The legal advocacy arm of the Reform Movement on Thursday called upon Israeli officials to designate the Lehava Jewish extremist group as a terrorist organization.

The letter, sent to Defense Minister Benny Gantz, Attorney General Avichai Mandelblit and the chief of the Shin Bet security service Nadav Argaman, detailed the actions of Lehava and its director, Bentzi Gopstein, since the organization was founded, the Israel Religious Action Center (IRAC) said in a statement.

Gopstein’s Lehava group opposes intermarriage and assimilation of Jews, as well as LGBT rights, and tries to stifle any public activity by non-Jews in Israel, including coexistence events. Lawmakers across the political spectrum have also attempted to designate it as a terrorist group.

“Lehava has been run like a terrorist organization for years, which is seen in their actions on the streets of Israel in recent weeks,” Anat Hoffman, director of IRAC said.

Anat Hoffman attends a meeting of the Special Committee for the Transparency and Accessibility of Government Information in the Knesset, February 13, 2018. (Yonatan Sindel/Flash90)

In the early days of the recent intercommunal rioting, Lehava organized an ultranationalist march to the Damascus Gate in Jerusalem, which was a hotspot of violent clashes between East Jerusalem Palestinians and police.

Some 300 extreme-right Jewish activists who marched chanted “Death to Arabs” and “Arabs get out!” as police tried to keep the two sides apart while also clashing with the Palestinian protestors.

“Lehava’s use of Judaism distorts the values of Jewish morality to incite violence against Arabs just because they are Arabs,” Hoffman said.

IRAC said Lehava’s activists and leaders played a significant role in the recent wave of violence that swept Israeli society.

The police chief also blamed the rioting on the group and on MK Itamar Ben Gvir, the leader of the extreme-right Otzma Yehudit party.

Far-right MK Itamar Ben Gvir (C) eats dried dates as he sits at the table in his make-shift “parliamentary office” (as described in Hebrew in the sign behind), in the Sheikh Jarrah neighborhood of East Jerusalem, on May 6, 2021. To Ben Gvir’s left is Bentzi Gopstein, head of the extremist Lehava group. (Ahmad Gharabli/AFP)

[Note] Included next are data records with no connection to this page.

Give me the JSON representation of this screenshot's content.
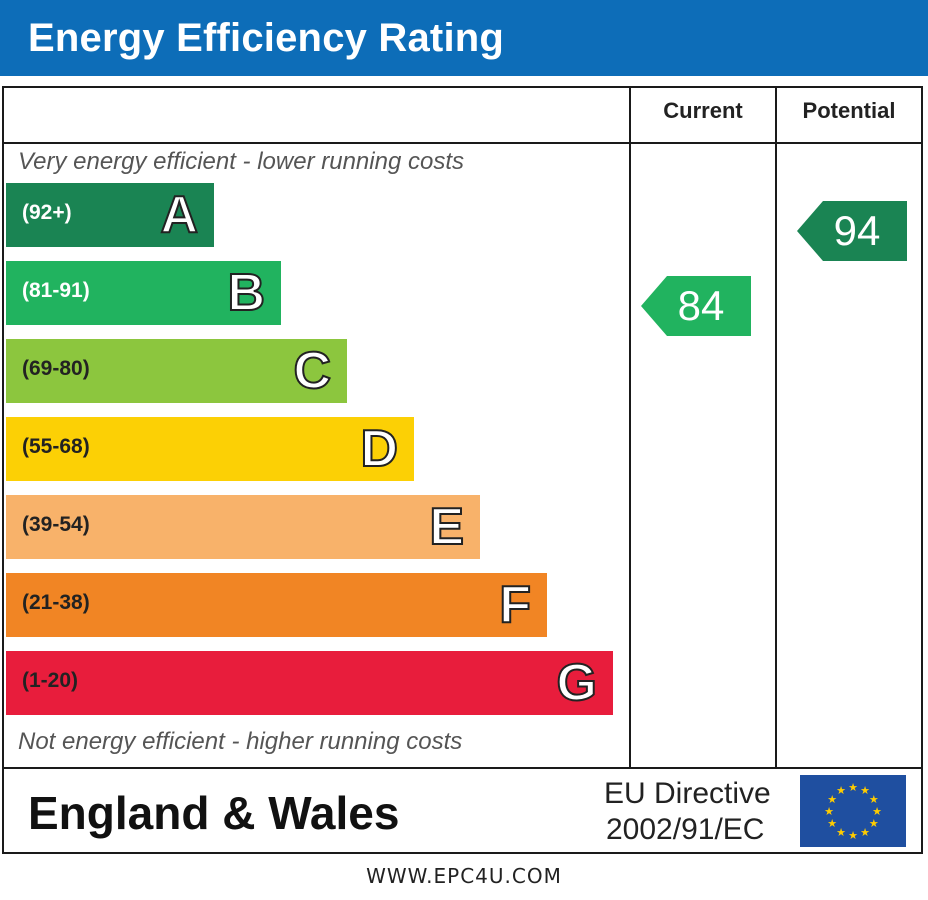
{
  "header": {
    "title": "Energy Efficiency Rating"
  },
  "columns": {
    "current": "Current",
    "potential": "Potential"
  },
  "notes": {
    "top": "Very energy efficient - lower running costs",
    "bottom": "Not energy efficient - higher running costs"
  },
  "chart_data": {
    "type": "bar",
    "bands": [
      {
        "letter": "A",
        "range": "(92+)",
        "color": "#1a8453"
      },
      {
        "letter": "B",
        "range": "(81-91)",
        "color": "#21b35f"
      },
      {
        "letter": "C",
        "range": "(69-80)",
        "color": "#8cc63e"
      },
      {
        "letter": "D",
        "range": "(55-68)",
        "color": "#fcd005"
      },
      {
        "letter": "E",
        "range": "(39-54)",
        "color": "#f8b26a"
      },
      {
        "letter": "F",
        "range": "(21-38)",
        "color": "#f18524"
      },
      {
        "letter": "G",
        "range": "(1-20)",
        "color": "#e81d3c"
      }
    ],
    "current": {
      "value": 84,
      "band": "B",
      "color": "#21b35f"
    },
    "potential": {
      "value": 94,
      "band": "A",
      "color": "#1a8453"
    }
  },
  "footer": {
    "region": "England & Wales",
    "directive_line1": "EU Directive",
    "directive_line2": "2002/91/EC",
    "flag_icon": "eu-flag-icon",
    "url": "WWW.EPC4U.COM"
  }
}
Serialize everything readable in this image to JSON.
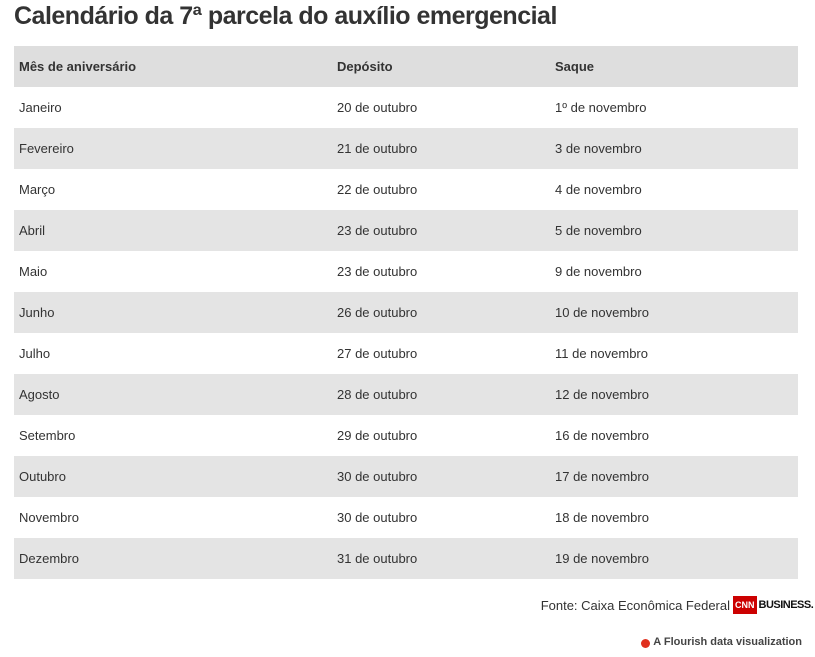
{
  "title": "Calendário da 7ª parcela do auxílio emergencial",
  "table": {
    "header": [
      "Mês de aniversário",
      "Depósito",
      "Saque"
    ],
    "rows": [
      [
        "Janeiro",
        "20 de outubro",
        "1º de novembro"
      ],
      [
        "Fevereiro",
        "21 de outubro",
        "3 de novembro"
      ],
      [
        "Março",
        "22 de outubro",
        "4 de novembro"
      ],
      [
        "Abril",
        "23 de outubro",
        "5 de novembro"
      ],
      [
        "Maio",
        "23 de outubro",
        "9 de novembro"
      ],
      [
        "Junho",
        "26 de outubro",
        "10 de novembro"
      ],
      [
        "Julho",
        "27 de outubro",
        "11 de novembro"
      ],
      [
        "Agosto",
        "28 de outubro",
        "12 de novembro"
      ],
      [
        "Setembro",
        "29 de outubro",
        "16 de novembro"
      ],
      [
        "Outubro",
        "30 de outubro",
        "17 de novembro"
      ],
      [
        "Novembro",
        "30 de outubro",
        "18 de novembro"
      ],
      [
        "Dezembro",
        "31 de outubro",
        "19 de novembro"
      ]
    ]
  },
  "source": "Fonte: Caixa Econômica Federal",
  "logo": {
    "cnn": "CNN",
    "business": "BUSINESS."
  },
  "credit": "A Flourish data visualization"
}
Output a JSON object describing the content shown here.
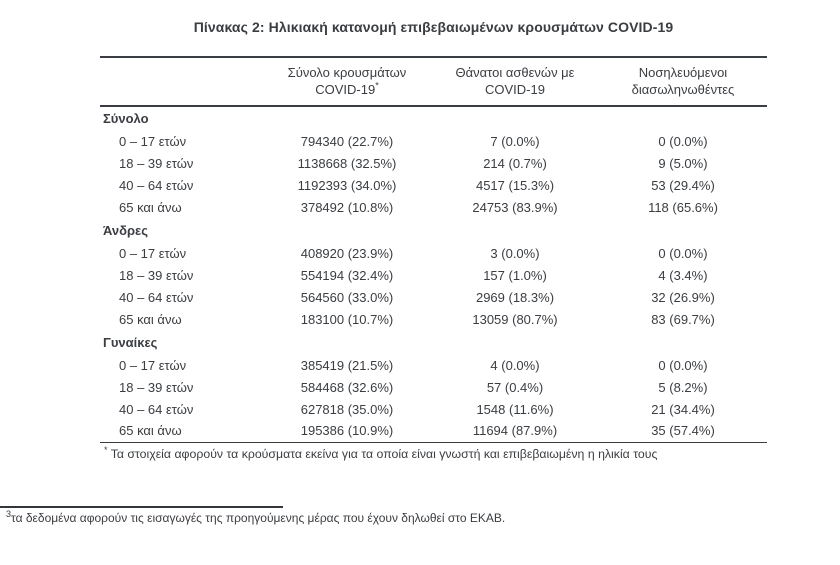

The letter to officials also includes evidence of Lehava members detailing their goal to “hunt” Arabs, and published materials to “deter” Arabs in Haifa, calling them “Haifa terrorists,” IRAC said.

“We expect the Defense Minister to join us in saying ‘Racism is not my Judaism’ and declare Lehava a racist organization,” Hoffman concluded.

Tensions between Israel’s Jewish and Arab communities spiraled into mob violence in recent weeks, as police appeared unequipped to handle the most serious internal unrest to grip the country in years.

Several people, Jewish and Arab, have been assaulted and seriously wounded in shooting incidents, arson attacks and beatings during the unrest, and two people have been killed.

At the same time as the local clashes, Israel and the Gaza-based Hamas terror group engaged in an 11-day conflict. Palestinian terror groups tied the rocket fire from Gaza to the unrest in Jerusalem, connected to both prayer on the Temple Mount during the Muslim holy month of Ramadan, and the pending eviction of a number of Palestinian families from the Sheikh Jarrah neighborhood.

Police stand in front of demonstrators from the Lehava Jewish extremist group at Damascus Gate in Jerusalem on April 22, 2021. (Olivier Fitoussi/Flash90)

Lehava leader Gopstein has previously been arrested on a number of occasions and investigated for statements he made against non-Jews, including for an article in which he called Christians living in Israel “bloodsuckers.”

He was also arrested shortly after members of his group tried to burn down an Arab-Jewish school in Jerusalem in November 2014. Gopstein was not charged over the attack, for which three Lehava members were eventually convicted.

More recently, Gopstein attempted to launch a political career in Otzma Yehudit but was barred by the Supreme Court from running in 2019 over remarks that “unequivocally” proved that he “systematically incites racism against the Arab public.”